Danimarka, ABD askerlerinin konuşlandırılmasının önünü açıyor

NATO ülkesi Danimarka'ya ileride ABD askerleri de konuşlandırılabilir. Başbakan Mette Frederiksen bu sıralar Washington ile yeni bir savunma işbirliği anlaşması üzerinde müzakerelerde bulunuyor. Yorumcuların tamamı bu konuda kayıtsız şartsız olumlu görüşe sahip değil.
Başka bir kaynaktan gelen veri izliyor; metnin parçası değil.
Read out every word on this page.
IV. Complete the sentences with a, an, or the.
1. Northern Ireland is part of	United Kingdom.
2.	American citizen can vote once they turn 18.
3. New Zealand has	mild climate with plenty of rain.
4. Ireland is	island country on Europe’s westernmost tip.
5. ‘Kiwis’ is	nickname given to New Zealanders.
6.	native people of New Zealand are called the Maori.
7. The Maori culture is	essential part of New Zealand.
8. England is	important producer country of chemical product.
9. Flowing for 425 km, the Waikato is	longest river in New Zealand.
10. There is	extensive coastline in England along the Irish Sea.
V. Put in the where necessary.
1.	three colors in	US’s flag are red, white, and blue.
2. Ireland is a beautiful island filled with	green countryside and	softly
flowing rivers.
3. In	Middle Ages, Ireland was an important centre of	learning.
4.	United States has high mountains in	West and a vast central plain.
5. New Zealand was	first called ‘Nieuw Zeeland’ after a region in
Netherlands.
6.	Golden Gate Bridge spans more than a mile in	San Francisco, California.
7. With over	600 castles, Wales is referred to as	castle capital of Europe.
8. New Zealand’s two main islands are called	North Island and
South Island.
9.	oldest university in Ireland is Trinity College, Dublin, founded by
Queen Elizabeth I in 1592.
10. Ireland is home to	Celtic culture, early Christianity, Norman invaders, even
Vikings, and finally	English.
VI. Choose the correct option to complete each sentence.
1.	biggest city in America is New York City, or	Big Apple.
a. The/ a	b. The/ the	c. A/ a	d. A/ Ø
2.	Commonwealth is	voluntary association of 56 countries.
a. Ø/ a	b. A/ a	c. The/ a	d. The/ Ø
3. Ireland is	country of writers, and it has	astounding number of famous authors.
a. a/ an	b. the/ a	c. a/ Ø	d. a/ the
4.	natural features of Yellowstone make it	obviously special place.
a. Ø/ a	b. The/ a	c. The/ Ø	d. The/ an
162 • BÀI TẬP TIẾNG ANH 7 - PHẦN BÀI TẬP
Tüm alıntıları göster/kapat
Berlingske (DK) /

Yeni tehditlere yeni güçle yanıt vermeli

Özellikle Ukrayna krizi bakımından planları memnuniyetle karşılıyor Berlingske:

“Dış tehditleri savuşturma olanaklarımızın artık çağa uygun olmadığı, ordumuzun ve en başta da askeri teçhizatların bir hayli yetersiz kaldığı bize acımasızca hatırlatıldı. Soğuk Savaş sonrasında Avrupa -ve dolayısıyla Danimarka- bağımsız ülkelere karşı saldırganlıkların tekrar yükselişe geçtiği yeni bir döneme girdi. Buna karşı verilecek yanıt zayıflık değil, güç göstermek olmalı. ABD ile yapılacak anlaşma bunun önünü açmaya katkı sağlayabilir.”

Politiken (DK) /

Önce mutabık kalınamayan konuları tartışın

Böylesi bir anlaşma imzaya hazır hale gelmeden önce temel soruların açıklığa kavuşturulması gerektiği konusunda uyarıyor Pollitiken:

“ABD ile yakın müttefik olmanın Danimarka'nın çıkarına olduğuna şüphe yok. ... Fakat planlanan savunma anlaşmasına ilişkin şimdiye kadar yapılmış açıklamalar, en hafif tabirle soruları yanıtsız bırakıyor. Örneğin Danimarka'nın nükleer politikası için geçerli bu: Nükleer silahların gelen gemilerde mi yoksa uçaklarda mı depolanacağı konusunda ABD'nin sessizlik ilkesini bozması pek mümkün gözükmüyor. Peki Danimarka böyle bir durumda nasıl davranacak? Ukrayna krizinin tam ortasında bu zamanlama doğru muydu? ... Ancak en büyük sorun, ABD'nin gelecekteki Danimarka tarafından desteklenmeyen muhtemel askeri eylemleri. ... Trump ya da başka bir popülist iktidara gelirse ne olacak?”

Denik (CZ) /

Slovaklar ABD ile yapılan anlaşmada hemfikir değil

Danimarka'nın yanı sıra Slovakya da bu hafta ABD ile askeri bir sözleşme imzaladı. Ancak Deník'e göre, parlamentodaki tartışmalar ülkenin bu meselede ne denli bölünmüş olduğunu gösteriyor:

“Özellikle iki eski Başbakan Robert Fico ve Peter Pellegrini'nin tutumu düşündürücüydü. Her zaman ABD yanlısı olmasalar da en yüksek makamlarında bulunurken Avrupalı gibi davranıyorlardı. ABD ile yapılan anlaşma hakkında konuşma üslupları bu tutumdan çok uzaktı. ... Hele Pellegrini'nin partisinin yaptığı skandal açıklamalar, tehdide varan nitelikteydi. Slovakya'da yapılacak olan bir sonraki seçimde ülkenin Batı'da mı kalacağı yoksa yüzünü Doğu'ya mı çevireceği konusunda yeniden karar verilebileceği tehdidi.”